The other comparison could have been with the career trajectory of the toppers from 50 government schools in Delhi in 1978. If ‘only’ grades matter, the 50 toppers from government schools should have enjoyed much greater professional success than the students from the top quartile of one particular school. After all, each of them is the best in their school, not just one of the top 50! Again, we do not have details, but it is safe to assume that most of the toppers from government schools would not have enjoyed even a fraction of the professional success that the students of St. Columba’s did.

Even talking about these comparisons would seem ludicrous. How can anyone even think of comparting students from a elite English medium school with the students of a government school? Yet, when we talk about how “grades matter” and we say “good grades open doors. The effort you put in to achieve these grades adds intrinsic value to you”, aren’t we presupposing that the only thing that differentiates one who does well professionally from one who doesn’t is the amount of effort put into getting good grades”?

Though we believe otherwise, there is more at play than just ‘hard work’

When I was younger, I too believed that it was my hard work that got me where I was. But I was comparing myself to others with the same advantages as I had. Yes, I certainly had good brains, and I worked extremely hard, but it wasn’t just “my” brains and “my” hard work that got me where I was. I had privilege that I chose to be blind to, because I was comparing myself to others like me.

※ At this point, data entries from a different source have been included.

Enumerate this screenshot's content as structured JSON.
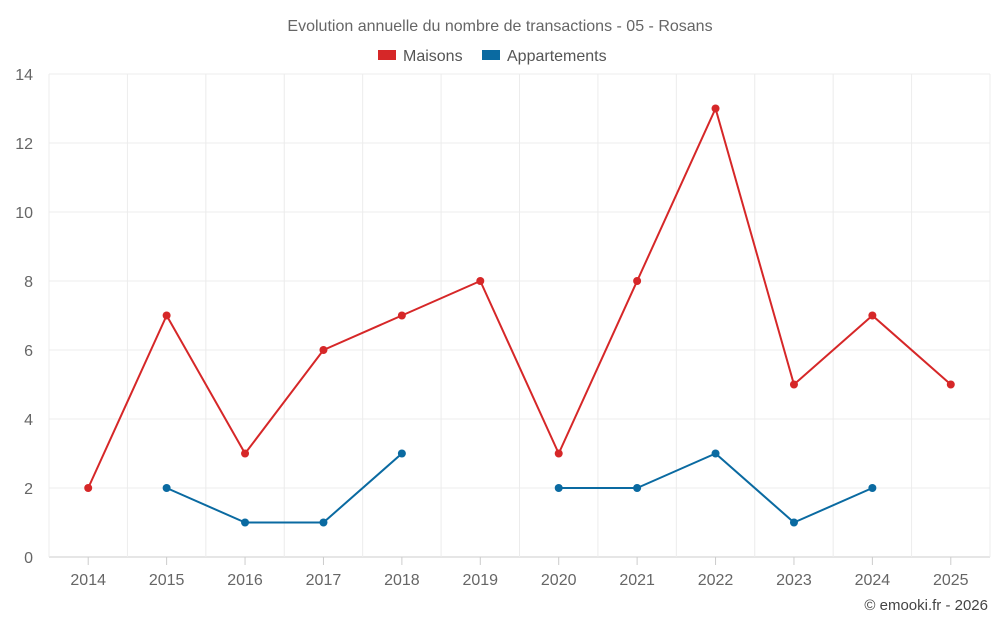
{
  "chart_data": {
    "type": "line",
    "title": "Evolution annuelle du nombre de transactions - 05 - Rosans",
    "categories": [
      "2014",
      "2015",
      "2016",
      "2017",
      "2018",
      "2019",
      "2020",
      "2021",
      "2022",
      "2023",
      "2024",
      "2025"
    ],
    "series": [
      {
        "name": "Maisons",
        "color": "#d62728",
        "values": [
          2,
          7,
          3,
          6,
          7,
          8,
          3,
          8,
          13,
          5,
          7,
          5
        ]
      },
      {
        "name": "Appartements",
        "color": "#0a6aa1",
        "values": [
          null,
          2,
          1,
          1,
          3,
          null,
          2,
          2,
          3,
          1,
          2,
          null
        ]
      }
    ],
    "ylim": [
      0,
      14
    ],
    "yticks": [
      0,
      2,
      4,
      6,
      8,
      10,
      12,
      14
    ],
    "xlabel": "",
    "ylabel": "",
    "grid": true,
    "legend": "top-center"
  },
  "credit": "© emooki.fr - 2026"
}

However behind my professional success was the fact that I had access to the best education my parents could afford- yes, they made personal sacrifices to pay for my education, but that they valued the education enough for them to do so itself is a privilege. Nobody questioned me when I aspired to occupy a place of excellence. My family supported me and my ambitions at every stage, and without that support, I doubt if I would have achieved what I did.

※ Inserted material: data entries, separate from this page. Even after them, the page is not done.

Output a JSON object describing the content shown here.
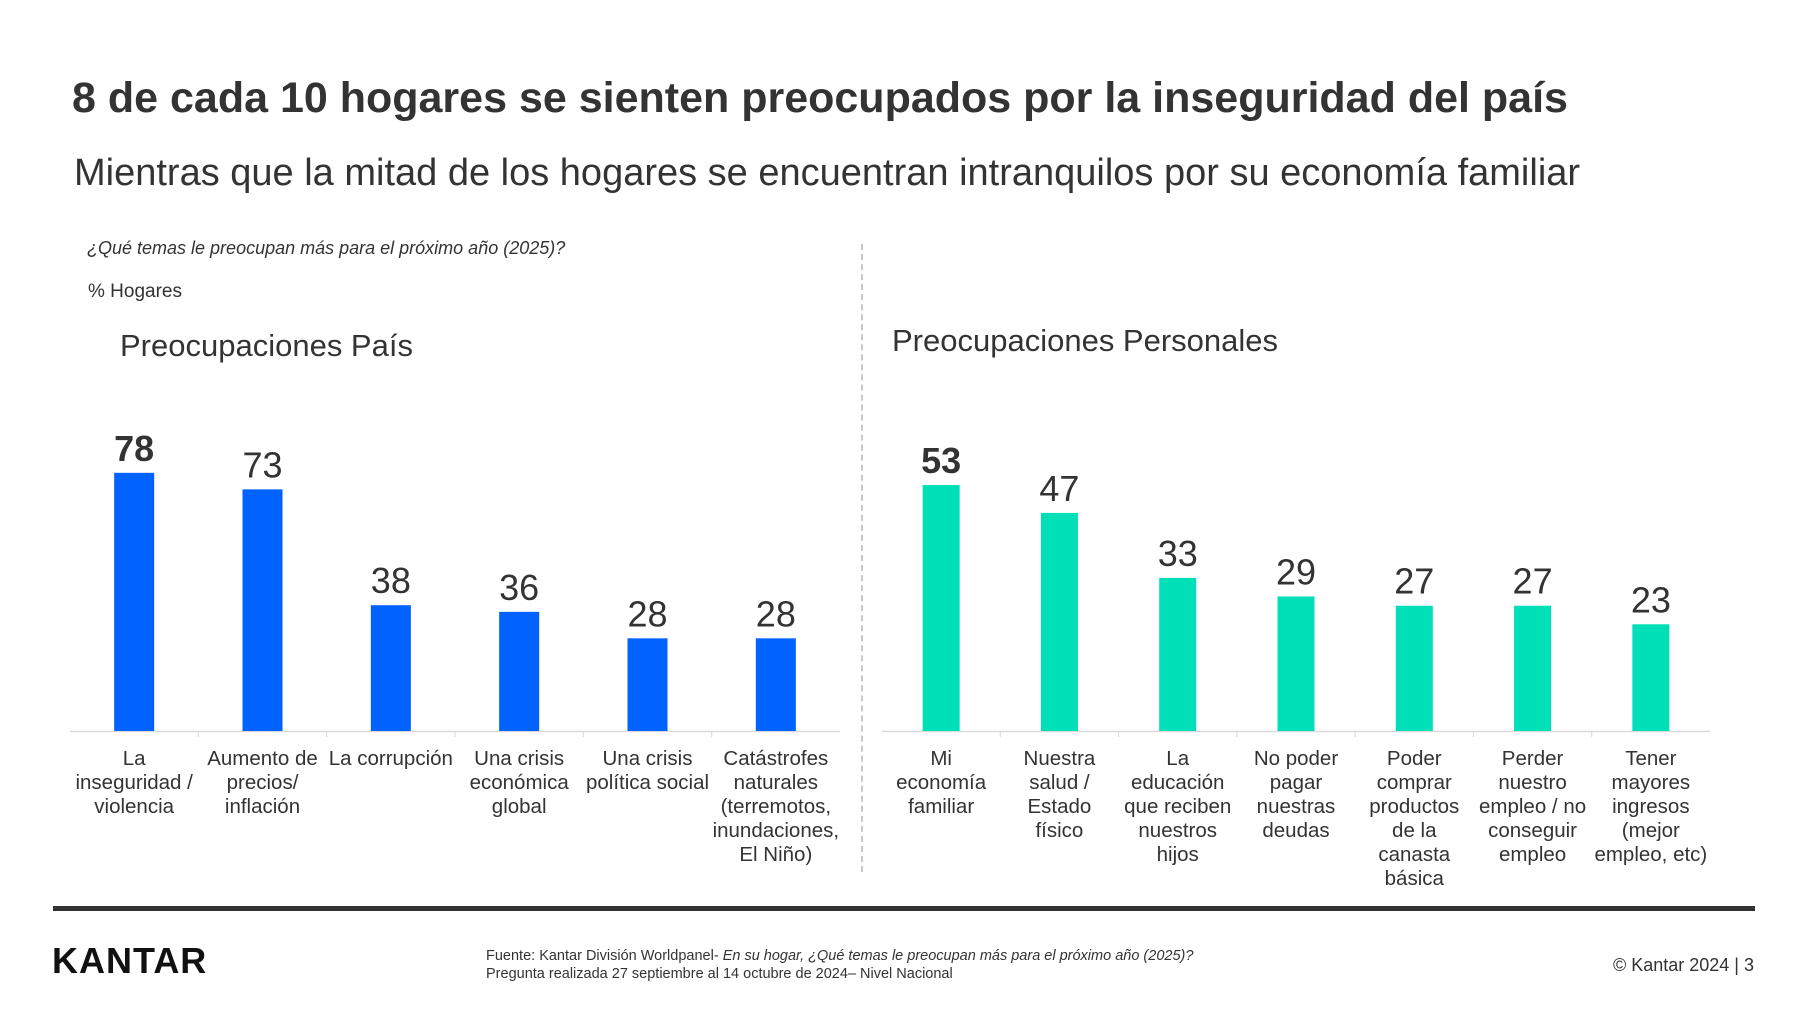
{
  "header": {
    "title": "8 de cada 10 hogares se sienten preocupados por la inseguridad del país",
    "subtitle": "Mientras que la mitad de los hogares se encuentran intranquilos por su economía familiar",
    "question": "¿Qué temas le preocupan más para el próximo año (2025)?",
    "unit": "% Hogares"
  },
  "chart_data": [
    {
      "type": "bar",
      "title": "Preocupaciones País",
      "categories": [
        [
          "La",
          "inseguridad /",
          "violencia"
        ],
        [
          "Aumento de",
          "precios/",
          "inflación"
        ],
        [
          "La corrupción"
        ],
        [
          "Una crisis",
          "económica",
          "global"
        ],
        [
          "Una crisis",
          "política social"
        ],
        [
          "Catástrofes",
          "naturales",
          "(terremotos,",
          "inundaciones,",
          "El Niño)"
        ]
      ],
      "values": [
        78,
        73,
        38,
        36,
        28,
        28
      ],
      "highlight_index": 0,
      "color": "#0062FF",
      "ylim": [
        0,
        100
      ],
      "grid": false,
      "legend": "none"
    },
    {
      "type": "bar",
      "title": "Preocupaciones Personales",
      "categories": [
        [
          "Mi",
          "economía",
          "familiar"
        ],
        [
          "Nuestra",
          "salud /",
          "Estado",
          "físico"
        ],
        [
          "La",
          "educación",
          "que reciben",
          "nuestros",
          "hijos"
        ],
        [
          "No poder",
          "pagar",
          "nuestras",
          "deudas"
        ],
        [
          "Poder",
          "comprar",
          "productos",
          "de la",
          "canasta",
          "básica"
        ],
        [
          "Perder",
          "nuestro",
          "empleo / no",
          "conseguir",
          "empleo"
        ],
        [
          "Tener",
          "mayores",
          "ingresos",
          "(mejor",
          "empleo, etc)"
        ]
      ],
      "values": [
        53,
        47,
        33,
        29,
        27,
        27,
        23
      ],
      "highlight_index": 0,
      "color": "#00E0B8",
      "ylim": [
        0,
        100
      ],
      "grid": false,
      "legend": "none"
    }
  ],
  "footer": {
    "logo": "KANTAR",
    "source_prefix": "Fuente: Kantar División Worldpanel- ",
    "source_italic": "En su hogar, ¿Qué temas le preocupan más para el próximo año (2025)?",
    "source_line2": "Pregunta realizada 27 septiembre al 14 octubre de 2024– Nivel Nacional",
    "page": "© Kantar 2024 | 3"
  }
}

Though I chose not to think about it, I was born and brought up at the apex of an inequitable system. A system that empowered and enabled me to compete on what I thought was a level field, but actually was one that was stacked in my favour. There are many who are as intelligent as me. And are willing to work as hard as I did. But at every stage they are denied opportunity.

The vast majority of students in India, struggle to find teaches able and willing to teach. They do not have access to libraries. They do not have a family that can sustain their curiosity. They are constantly derided by the education system. Even after they get admission into good educational institutions, they are often not accepted as equals by the faculty and other students. Their competence is questioned, even though there is no reason to presume they are in any way not equal to the rest.

When they are ready to graduate, recruiters look at fluency in English as much (if not more) than they do at grades. Personal and professional networks play a key role in career progression. Not everyone has the financial and emotional safety net to take professional risks. In short, the field is stacked against the vast majority of people in the country.

Till those inequities are removed, the elite should not make blanket statements like-

“However you will need to be patient and toil diligently and consistently for a longish period of time for the payoff’s to come. You will need to attend every class, read every reading, prepare for every exam and work hard on every assignment. You will need to focus and be committed.”

While there is nothing wrong with the statement, what we should be more worried about is trying to ensure universal access to quality education, healthcare, livelihoods and social acceptance. Yes, good grades open doors, but they do so only for the elite. To not recognise your own privilege is to choose to moral blindness.